Como hablamos antes, la literatura se basa en una alquimia en la que el lector reproduce el texto en su imaginación. El autor sólo aporta las ideas, y como explicó hace mucho tiempo Platón, la idea de una mesa incluye a todas las mesas, de la misma forma, la idea de una mujer hermosa sirve para que la imaginación de cada cliente dibuje una mujer diferente siguiendo sus preferencias. El producto audiovisual, como su antepasado el teatro, convierte parte de ese trabajo alquímico en trabajo mecánico, asociando las ideas a objetos físicos y a personas. Como es sabido, la mecánica es enemiga de la poesía.
Uno puede imaginar a Jean Valjean y ponerle el rostro de su padre, uno puede imaginar la Cosette con los rasgos más atractivos, sin necesidad de que tengan una forma concreta. Aun así seguirán siendo, en la imaginación del lector, una idea que representa la perfección. Pero en el momento en que el personaje toma forma, siendo interpretado por un actor o una actriz en concreto, la imaginación queda limitada y parte de la poesía desaparece, para convertirse en materia. Si un actor o una actriz no representan adecuadamente al personaje según la opinión de cierto espectador, este se sentirá defraudado, y en este terreno volvemos a estar encadenados a los gustos.
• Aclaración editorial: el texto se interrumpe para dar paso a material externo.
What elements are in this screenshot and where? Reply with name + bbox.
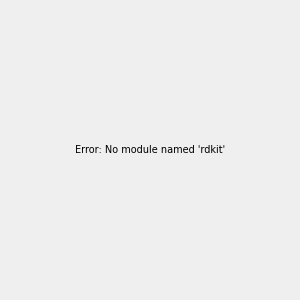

Cada cabra tiene sus propias manías y no es tan fácil contentarlas a todas al mismo tiempo, cuando se pasa de las palabras a los hechos.
Como consecuencia de estas diferencias de naturaleza entre la sucesión de conceptos de un texto y la sucesión de imágenes audiovisuales de una película, y dado que los dos géneros intentan contar la historia de unos personajes, destaca la facilidad que la novela tiene para incluir discursos teóricos en la historia y para adentrarse en el pensamiento de los personajes. Eso le permite al escritor sumergirse en la psicología de su personaje, recuperar recuerdos, describir sus deseos más profundos, sin deteriorar el ritmo narrativo. En la narración audiovisual, en cambio, es necesario caracterizar a los personajes principalmente por sus actos, más que por monólogos psicológicos.
Hasta aquí las discrepancias, pero si dejamos la academia y entramos en el liceo descubrimos una buena noticia. Aristóteles, que fue el primero en estudiar sistemáticamente las estructuras narrativas de las que se nutre la literatura, no hace diferencias entre Homero y Eurípides. Tanto le da hablar en su Poética de la Odisea como de Edipo rey para ilustrar conceptos como argumento, catarsis, peripecia, o reconocimiento. Seguramente Aristóteles hace más distingos entre comedias y tragedias, que entre poética literaria y poética dramática. ¿Que consecuencia podemos sacar de este hecho? Que la materia de la que están formadas las novelas y los textos dramáticos es único.
Si volvemos a la industria cultural, que en el fondo no deja de ser una enorme bestia, y como cualquier otro animal precisa forraje, comprendemos que hay que proveerla de alguna manera.
De esta breve argumentación se deduce que el bicho puede comer literatura, faltaría más, pero también se deduce que su ingestión, sin estar contraindicada, podría producir en algunos casos digestiones pesadas.